Впервые за долгие годы, казалось, за столетия, Найрин расслабилась, позволив своему дару течь так, как он должен был течь. Она больше не сдерживала ничего, никаких своих способностей, и это было так хорошо, так легко и светло, так счастливо! Словно туго свернутая пружина, которую, наконец, расслабили, словно донельзя натянутая тетива, которую, наконец, отпустили.
И воздух показался сладким, полным аромата цветов. Найрин вдохнула его, прекрасно осознавая, что пахнет он дымом, мазями и смертью, волами и кострами, человеческим потом и страхом, но где-то в самой глубине этого запаха ей чудились тихие пушистые сосновые иголки в голубом небе над становищем Сол. И теплые руки Мари, что обнимали и укачивали, твердя одно и то же: «Не бойся никого, никто тебя не обидит. У тебя все получится, ты уже одна из нас!»

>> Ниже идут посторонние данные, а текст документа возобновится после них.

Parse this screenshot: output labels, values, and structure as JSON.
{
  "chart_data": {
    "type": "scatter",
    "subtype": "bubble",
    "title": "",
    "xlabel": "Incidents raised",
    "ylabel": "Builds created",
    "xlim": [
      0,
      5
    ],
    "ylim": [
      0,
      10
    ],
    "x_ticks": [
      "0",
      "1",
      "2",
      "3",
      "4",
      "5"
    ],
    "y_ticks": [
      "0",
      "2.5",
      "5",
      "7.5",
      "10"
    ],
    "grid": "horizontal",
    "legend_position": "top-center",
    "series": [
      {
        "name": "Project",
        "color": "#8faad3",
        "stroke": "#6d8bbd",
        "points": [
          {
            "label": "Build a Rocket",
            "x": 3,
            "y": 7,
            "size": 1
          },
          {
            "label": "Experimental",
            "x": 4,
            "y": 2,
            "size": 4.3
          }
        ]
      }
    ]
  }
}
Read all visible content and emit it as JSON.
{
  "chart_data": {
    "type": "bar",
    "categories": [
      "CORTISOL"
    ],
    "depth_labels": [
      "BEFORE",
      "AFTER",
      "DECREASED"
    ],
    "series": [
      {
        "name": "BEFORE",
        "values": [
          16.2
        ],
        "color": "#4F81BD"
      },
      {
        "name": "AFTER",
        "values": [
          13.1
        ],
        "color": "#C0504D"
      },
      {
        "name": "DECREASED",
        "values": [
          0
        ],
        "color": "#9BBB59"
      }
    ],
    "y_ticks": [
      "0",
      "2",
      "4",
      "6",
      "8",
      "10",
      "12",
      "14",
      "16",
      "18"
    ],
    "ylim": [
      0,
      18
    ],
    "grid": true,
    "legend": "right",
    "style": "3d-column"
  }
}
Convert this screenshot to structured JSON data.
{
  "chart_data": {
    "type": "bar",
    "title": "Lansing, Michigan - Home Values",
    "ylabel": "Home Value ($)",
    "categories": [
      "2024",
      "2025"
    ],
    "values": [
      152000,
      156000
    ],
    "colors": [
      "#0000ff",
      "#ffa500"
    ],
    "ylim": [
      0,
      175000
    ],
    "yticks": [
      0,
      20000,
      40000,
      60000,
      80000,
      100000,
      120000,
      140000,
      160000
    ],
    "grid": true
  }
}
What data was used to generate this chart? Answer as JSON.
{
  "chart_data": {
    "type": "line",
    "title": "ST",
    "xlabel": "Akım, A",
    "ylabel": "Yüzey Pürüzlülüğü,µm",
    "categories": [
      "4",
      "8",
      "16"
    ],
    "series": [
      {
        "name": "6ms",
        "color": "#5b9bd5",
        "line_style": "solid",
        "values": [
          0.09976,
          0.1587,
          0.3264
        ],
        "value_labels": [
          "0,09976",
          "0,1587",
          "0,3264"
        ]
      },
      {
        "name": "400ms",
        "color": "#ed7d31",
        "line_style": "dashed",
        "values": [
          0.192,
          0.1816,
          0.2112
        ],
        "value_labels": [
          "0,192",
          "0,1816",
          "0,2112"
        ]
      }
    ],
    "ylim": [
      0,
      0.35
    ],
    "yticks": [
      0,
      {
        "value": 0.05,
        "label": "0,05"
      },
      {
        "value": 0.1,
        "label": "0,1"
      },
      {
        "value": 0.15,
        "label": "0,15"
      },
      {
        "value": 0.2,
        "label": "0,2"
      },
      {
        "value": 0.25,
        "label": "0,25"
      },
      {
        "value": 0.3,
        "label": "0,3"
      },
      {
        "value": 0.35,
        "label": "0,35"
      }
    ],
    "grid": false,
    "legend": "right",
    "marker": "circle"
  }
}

Найрин внезапно рассмеялась, чувствуя всю собственную глупость, весь бред, который правил ей долгие-долгие годы. Мари-то была права: ее приняли сразу, сразу же, как только она пришла, в первый же день. Дети начали играть с ней, взрослые относились к ней по-доброму, как и ко всем остальным детям, не выделяя ни в чем. А то, что она не нравилась Лэйк и Торн, было вызвано исключительно тем, что она сама дистанцировала себя ото всех остальных. Найрин успела за эти годы изучить Лэйк слишком хорошо, как и Торн за последние полгода, чтобы чувствовать необыкновенную искренность, присущую им обеим, искренность во всем, что они делали. И вдруг, вот точно так же, со смехом поняла, что единственным препятствием для того, чтобы дружить с ними с самого начала, с самого первого дня, была ее собственная неискренность по отношению к самой себе и к другим. И только ей стоило сделать шаг навстречу Лэйк и Торн, как они сразу же, словно верные псы, прильнули мокрыми носами к ее ладони, давая гладить лобастые головы.
С невероятной скоростью замелькали перед глазами картинки воспоминаний. Их первое испытание, в котором она сделала шаг навстречу Лэйк. Та осторожно принюхивалась к ней, присматривалась, кружила вокруг, пока Найрин не обняла ее, крепко-крепко и очень искренне. И когда обняла – Лэйк сразу же обмякла довольной тряпкой и села рядом, отказавшись уходить куда-либо еще. И с Торн было то же самое: достаточно было одного искреннего взгляда, одного искреннего поцелуя, даже не слова, а поцелуя. И все, все барьеры пали, вся ненависть исчезла, и Торн улеглась возле нее, вывалив из пасти алый язык и подставляя загривок под ее тонкие пальцы. И для этого Найрин не нужно было ничего доказывать. Ей вообще не нужно было ничего доказывать ни себе, ни другим. Ей нужно было только немного искренности, и все.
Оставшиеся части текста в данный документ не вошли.